One Giant Leap

Insect-scale robots, inspired by the remarkable capabilities of insects, hold immense potential in addressing a variety of challenges in fields ranging from search and rescue to environmental monitoring. These diminutive robots are designed to mimic the size and agility of insects, allowing them to navigate complex and confined spaces that are often inaccessible to their larger robotic counterparts or humans. The applications for insect-scale robots are vast, including tasks such as exploring disaster-stricken areas, inspecting infrastructure, and collecting data in hazardous environments.

However, the development of these tiny robots poses a formidable set of challenges. One of the primary hurdles lies in the design and implementation of effective actuators that can operate efficiently at such a small scale. Traditional actuators, which may work well in larger robotic systems, often struggle to maintain the required precision, speed, and power in insect-scale devices. This limitation significantly hampers the mobility and functionality of these robots, hindering their ability to traverse the types of challenging terrains that are encountered in real-world scenarios.

Due to these constraints, insect-scale robots often find themselves confined to controlled laboratory environments where conditions are optimized for their operation. The intricacies of natural environments, such as uneven surfaces, obstacles, and varying terrains, present considerable obstacles that these miniature robots still struggle to overcome. Future robots may not share these same constraints, however, thanks to the work of engineers at the Kinetic Materials Research Group of the University of Illinois. They have developed a microrobot that leverages bio-inspired materials to perform long jumps that can propel it through even very difficult terrain.

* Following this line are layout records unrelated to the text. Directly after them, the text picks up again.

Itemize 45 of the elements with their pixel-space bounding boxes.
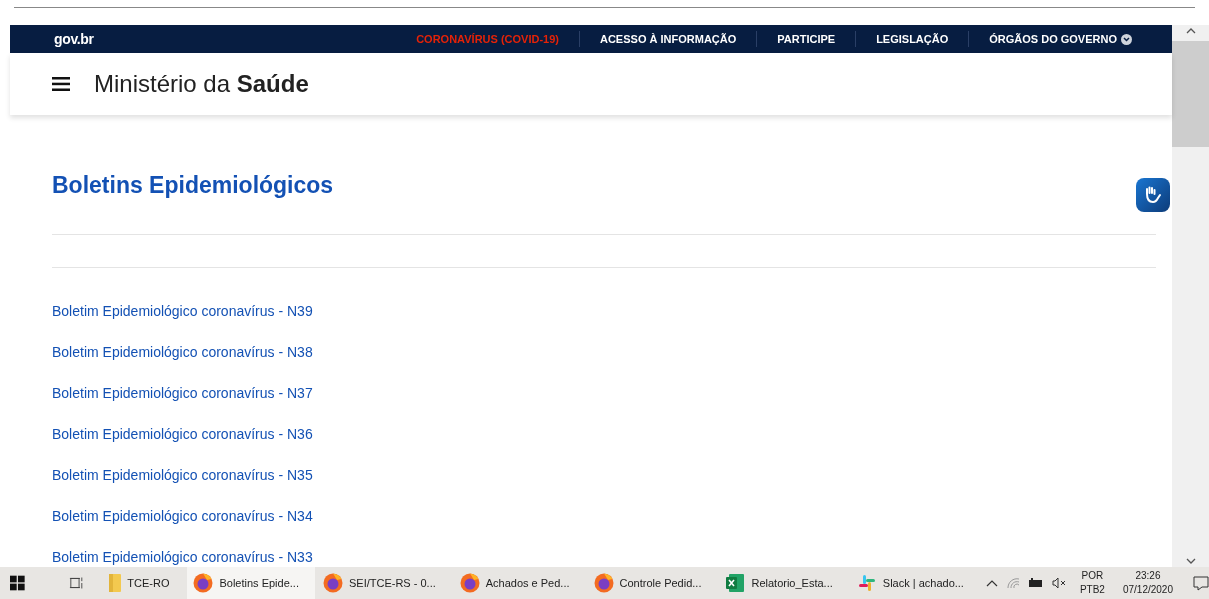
task-view-icon[interactable] [68, 575, 84, 591]
clock-time[interactable]: 23:26 [1135, 569, 1161, 583]
nav-link[interactable]: LEGISLAÇÃO [855, 30, 969, 48]
browser-icon [193, 573, 214, 593]
language-code[interactable]: POR [1081, 569, 1104, 583]
notification-icon[interactable] [1193, 575, 1209, 591]
folder-icon [109, 574, 122, 592]
taskbar-app[interactable]: SEI/TCE-RS - 0... [316, 567, 452, 599]
bulletin-link[interactable]: Boletim Epidemiológico coronavírus - N38 [52, 343, 313, 362]
nav-link[interactable]: CORONAVÍRUS (COVID-19) [396, 30, 579, 48]
taskbar-app[interactable]: Controle Pedid... [587, 567, 718, 599]
nav-link[interactable]: ÓRGÃOS DO GOVERNO [968, 30, 1152, 48]
bulletin-link[interactable]: Boletim Epidemiológico coronavírus - N34 [52, 507, 313, 526]
taskbar-app[interactable]: Relatorio_Esta... [719, 567, 849, 599]
menu-icon[interactable] [52, 77, 70, 91]
scroll-thumb[interactable] [1172, 41, 1209, 147]
page-title: Boletins Epidemiológicos [52, 171, 335, 200]
hand-icon [1143, 185, 1163, 205]
bulletin-link[interactable]: Boletim Epidemiológico coronavírus - N39 [52, 302, 313, 321]
logo[interactable]: gov.br [54, 28, 94, 50]
bulletin-link[interactable]: Boletim Epidemiológico coronavírus - N33 [52, 548, 313, 567]
chevron-down-icon [1121, 33, 1132, 45]
bulletin-link[interactable]: Boletim Epidemiológico coronavírus - N35 [52, 466, 313, 485]
bulletin-link[interactable]: Boletim Epidemiológico coronavírus - N37 [52, 384, 313, 403]
browser-icon [593, 573, 614, 593]
browser-icon [322, 573, 343, 593]
caret-up-icon[interactable] [985, 578, 998, 588]
windows-icon[interactable] [10, 575, 25, 591]
taskbar-app[interactable]: Boletins Epide... [187, 567, 315, 599]
taskbar-app[interactable]: Achados e Ped... [453, 567, 586, 599]
spreadsheet-icon [725, 573, 746, 593]
taskbar-app[interactable]: TCE-RO [103, 567, 186, 599]
site-title[interactable]: Ministério da Saúde [94, 66, 309, 102]
bulletin-link[interactable]: Boletim Epidemiológico coronavírus - N36 [52, 425, 313, 444]
nav-link[interactable]: PARTICIPE [756, 30, 856, 48]
taskbar-app[interactable]: Slack | achado... [850, 567, 980, 599]
mute-icon[interactable] [1051, 577, 1068, 589]
browser-icon [459, 573, 480, 593]
battery-icon[interactable] [1027, 578, 1044, 588]
sign-language-button[interactable] [1136, 178, 1170, 212]
keyboard-layout[interactable]: PTB2 [1079, 583, 1105, 597]
nav-link[interactable]: ACESSO À INFORMAÇÃO [579, 30, 757, 48]
hash-icon [856, 573, 877, 593]
scrollbar[interactable] [1172, 25, 1209, 567]
clock-date[interactable]: 07/12/2020 [1122, 583, 1173, 597]
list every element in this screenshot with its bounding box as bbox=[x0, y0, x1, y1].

Weighing in at just 0.216 grams, this robot would not be able to produce sufficient energy for lengthy jumps using existing actuator technologies. But by using the team’s artificial muscles, it can leap more than 60 times its body length in horizontal distance.

While the design is relatively simple, it is incredibly effective. The body of the microrobot is made from a lightweight elastomer, and the artificial muscles that produce the force to propel it into the air are made from coiled-up nylon fishing line that was given a heat treatment. The elastic qualities of the body itself allow it to store energy that also contributes to the jumping motion when it is released. A latch-triggering mechanism connected to the artificial muscles is used to initiate a jump. The four legs of the robot are connected by a linkage that was inspired by the locust, which is an excellent jumper in its own right.

By utilizing a high-speed, projection additive manufacturing technique, the robots can be produced quickly and inexpensively. In fact, the team tested over 100 versions of their design on their way to finding the best performing system.

The researchers envision swarms of these robots, instrumented with sensors, being put to work for all manner of tasks in agriculture and maintenance. Their ability to reach areas that humans, and other robots, cannot would be a great asset. Towards that goal, the team is presently working to find more efficient designs that maximize battery life and performance.